GTA performed a Phase I Environmental Site Assessment (ESA) of a wooded 300-acre parcel proposed for single-family residential development. A prior Phase I ESA performed by another firm indicated a small pile of roofing shingles that might contain asbestos and no other significant environmental concerns at the site. GTA personnel performed a site reconnaissance, interviews with knowledgeable parties, and a records search at local historical societies and the National Archives in College Park, Maryland. GTA determined that, during World War II, the site contained a large munitions plant. It is believed that the M69 incendiary bomb, which is filled with napalm (i.e., jellied gasoline), was the primary ordnance manufactured at the site. Recognized environmental conditions (RECs) associated with the former munitions plant include, but are not limited to, unexploded ordnance (UXO); ordnance and explosive waste (OEW); gasoline and chemical storage areas; incendiary bomb filling areas; maintenance areas; and a bomb testing area devoid of vegetation.

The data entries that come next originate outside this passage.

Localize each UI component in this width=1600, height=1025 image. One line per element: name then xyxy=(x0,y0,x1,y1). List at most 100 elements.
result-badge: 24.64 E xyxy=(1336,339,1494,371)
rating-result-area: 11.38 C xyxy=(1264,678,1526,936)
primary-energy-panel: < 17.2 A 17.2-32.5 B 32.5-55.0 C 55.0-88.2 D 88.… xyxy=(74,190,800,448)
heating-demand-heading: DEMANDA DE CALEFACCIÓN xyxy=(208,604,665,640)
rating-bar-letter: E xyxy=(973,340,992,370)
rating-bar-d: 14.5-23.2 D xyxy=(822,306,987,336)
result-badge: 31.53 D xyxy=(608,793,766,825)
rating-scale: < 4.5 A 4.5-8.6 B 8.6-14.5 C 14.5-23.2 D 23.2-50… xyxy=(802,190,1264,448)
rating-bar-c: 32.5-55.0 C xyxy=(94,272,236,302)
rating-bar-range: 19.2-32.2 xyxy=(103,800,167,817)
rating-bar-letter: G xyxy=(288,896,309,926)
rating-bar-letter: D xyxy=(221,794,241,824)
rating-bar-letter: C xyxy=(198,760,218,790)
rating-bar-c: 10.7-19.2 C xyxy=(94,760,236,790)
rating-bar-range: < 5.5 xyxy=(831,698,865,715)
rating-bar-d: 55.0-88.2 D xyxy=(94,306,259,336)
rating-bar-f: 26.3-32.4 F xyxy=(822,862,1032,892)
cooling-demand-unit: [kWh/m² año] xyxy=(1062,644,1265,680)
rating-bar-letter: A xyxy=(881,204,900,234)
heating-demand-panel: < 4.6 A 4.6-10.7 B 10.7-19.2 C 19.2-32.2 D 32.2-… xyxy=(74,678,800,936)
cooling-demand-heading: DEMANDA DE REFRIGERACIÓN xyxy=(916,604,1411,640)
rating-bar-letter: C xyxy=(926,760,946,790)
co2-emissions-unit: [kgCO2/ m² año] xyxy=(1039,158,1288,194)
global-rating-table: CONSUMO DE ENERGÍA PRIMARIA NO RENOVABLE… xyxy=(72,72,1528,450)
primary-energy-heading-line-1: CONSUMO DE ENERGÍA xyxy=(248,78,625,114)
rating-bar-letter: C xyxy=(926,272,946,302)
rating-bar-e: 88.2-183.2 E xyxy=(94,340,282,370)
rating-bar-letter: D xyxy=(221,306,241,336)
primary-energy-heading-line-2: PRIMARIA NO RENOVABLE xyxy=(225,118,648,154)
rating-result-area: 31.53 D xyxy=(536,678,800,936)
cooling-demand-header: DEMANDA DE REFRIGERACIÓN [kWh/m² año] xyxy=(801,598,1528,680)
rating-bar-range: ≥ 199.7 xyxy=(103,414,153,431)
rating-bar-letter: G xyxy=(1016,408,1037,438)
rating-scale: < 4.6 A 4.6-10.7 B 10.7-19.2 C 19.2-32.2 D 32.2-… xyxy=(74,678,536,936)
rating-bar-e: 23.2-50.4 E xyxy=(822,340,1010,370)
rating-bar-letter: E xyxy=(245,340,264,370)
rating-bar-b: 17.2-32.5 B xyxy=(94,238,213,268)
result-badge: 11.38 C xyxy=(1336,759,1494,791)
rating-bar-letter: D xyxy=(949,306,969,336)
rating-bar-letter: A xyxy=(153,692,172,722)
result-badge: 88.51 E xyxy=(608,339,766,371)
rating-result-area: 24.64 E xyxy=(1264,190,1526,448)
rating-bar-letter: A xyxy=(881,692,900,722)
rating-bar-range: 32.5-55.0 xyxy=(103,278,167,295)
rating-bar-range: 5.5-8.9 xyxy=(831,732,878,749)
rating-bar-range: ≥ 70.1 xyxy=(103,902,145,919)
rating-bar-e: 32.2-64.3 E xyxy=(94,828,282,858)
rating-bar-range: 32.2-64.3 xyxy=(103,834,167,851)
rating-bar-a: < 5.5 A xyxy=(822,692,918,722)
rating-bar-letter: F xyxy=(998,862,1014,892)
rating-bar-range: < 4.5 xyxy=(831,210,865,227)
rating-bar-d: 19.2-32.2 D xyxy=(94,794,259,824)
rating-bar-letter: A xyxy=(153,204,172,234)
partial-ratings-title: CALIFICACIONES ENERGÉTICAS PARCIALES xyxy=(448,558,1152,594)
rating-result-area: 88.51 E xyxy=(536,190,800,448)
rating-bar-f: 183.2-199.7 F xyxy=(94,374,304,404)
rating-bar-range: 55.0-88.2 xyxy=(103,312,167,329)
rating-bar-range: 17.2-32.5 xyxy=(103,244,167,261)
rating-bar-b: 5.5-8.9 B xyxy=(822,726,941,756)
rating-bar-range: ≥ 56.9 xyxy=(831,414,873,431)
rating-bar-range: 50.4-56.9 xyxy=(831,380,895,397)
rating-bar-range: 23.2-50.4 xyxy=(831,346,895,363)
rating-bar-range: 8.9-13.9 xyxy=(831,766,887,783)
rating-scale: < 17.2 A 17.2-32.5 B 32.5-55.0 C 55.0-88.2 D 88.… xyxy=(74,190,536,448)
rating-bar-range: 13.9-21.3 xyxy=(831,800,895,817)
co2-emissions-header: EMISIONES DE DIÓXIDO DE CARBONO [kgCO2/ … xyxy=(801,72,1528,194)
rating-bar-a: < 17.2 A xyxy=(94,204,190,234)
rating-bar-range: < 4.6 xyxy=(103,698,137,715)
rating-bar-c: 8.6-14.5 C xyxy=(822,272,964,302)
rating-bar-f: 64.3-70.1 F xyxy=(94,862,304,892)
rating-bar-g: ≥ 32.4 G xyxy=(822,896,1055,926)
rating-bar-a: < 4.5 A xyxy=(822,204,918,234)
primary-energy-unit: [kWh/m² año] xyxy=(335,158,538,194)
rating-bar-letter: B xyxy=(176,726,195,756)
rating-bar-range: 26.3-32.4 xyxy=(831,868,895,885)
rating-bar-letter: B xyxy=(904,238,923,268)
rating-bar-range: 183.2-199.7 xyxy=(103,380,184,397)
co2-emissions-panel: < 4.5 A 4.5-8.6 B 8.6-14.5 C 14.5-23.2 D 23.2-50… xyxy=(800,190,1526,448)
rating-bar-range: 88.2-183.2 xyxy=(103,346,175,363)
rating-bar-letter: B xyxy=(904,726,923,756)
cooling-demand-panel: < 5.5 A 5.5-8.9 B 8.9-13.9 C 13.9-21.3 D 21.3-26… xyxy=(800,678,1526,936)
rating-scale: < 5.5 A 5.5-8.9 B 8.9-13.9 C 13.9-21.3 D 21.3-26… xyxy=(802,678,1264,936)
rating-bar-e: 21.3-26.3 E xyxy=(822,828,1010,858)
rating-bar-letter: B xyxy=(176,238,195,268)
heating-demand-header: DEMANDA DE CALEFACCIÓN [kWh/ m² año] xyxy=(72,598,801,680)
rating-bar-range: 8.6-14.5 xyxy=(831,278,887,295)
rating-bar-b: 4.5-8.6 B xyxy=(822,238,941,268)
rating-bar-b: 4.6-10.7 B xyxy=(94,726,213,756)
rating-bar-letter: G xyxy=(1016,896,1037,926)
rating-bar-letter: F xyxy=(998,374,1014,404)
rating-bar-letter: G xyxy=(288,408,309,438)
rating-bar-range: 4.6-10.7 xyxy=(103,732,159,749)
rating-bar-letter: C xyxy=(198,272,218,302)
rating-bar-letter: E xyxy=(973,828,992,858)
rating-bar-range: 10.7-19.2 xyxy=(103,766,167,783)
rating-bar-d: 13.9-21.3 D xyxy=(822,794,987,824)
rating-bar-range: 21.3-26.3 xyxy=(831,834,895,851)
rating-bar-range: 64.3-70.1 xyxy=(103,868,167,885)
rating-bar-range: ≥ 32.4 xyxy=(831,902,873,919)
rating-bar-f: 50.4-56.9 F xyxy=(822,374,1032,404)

GTA retained Explosive Ordnance Technologies, Inc. (EOTI) to perform a preliminary geophysical survey and subsurface exploration to evaluate specific portions of the site for the presence of UXO and other buried metallic objects using magnetic (MAG) and electromagnetic (EM) geophysical survey techniques. EOTI observed two M69 canisters on the ground surface, and metal parts/fragments associated with M69 munitions were observed on the ground surface and below grade.
GTA performed surface soil sampling, and installed temporary well points, to evaluate soil and groundwater quality on portions of the site. Several heavy metals, including antimony, copper, and lead, were detected above the applicable soil cleanup criteria. Potential cleanup cost liability, including identification and removal of surface and buried explosive waste, was estimated at greater than $2M.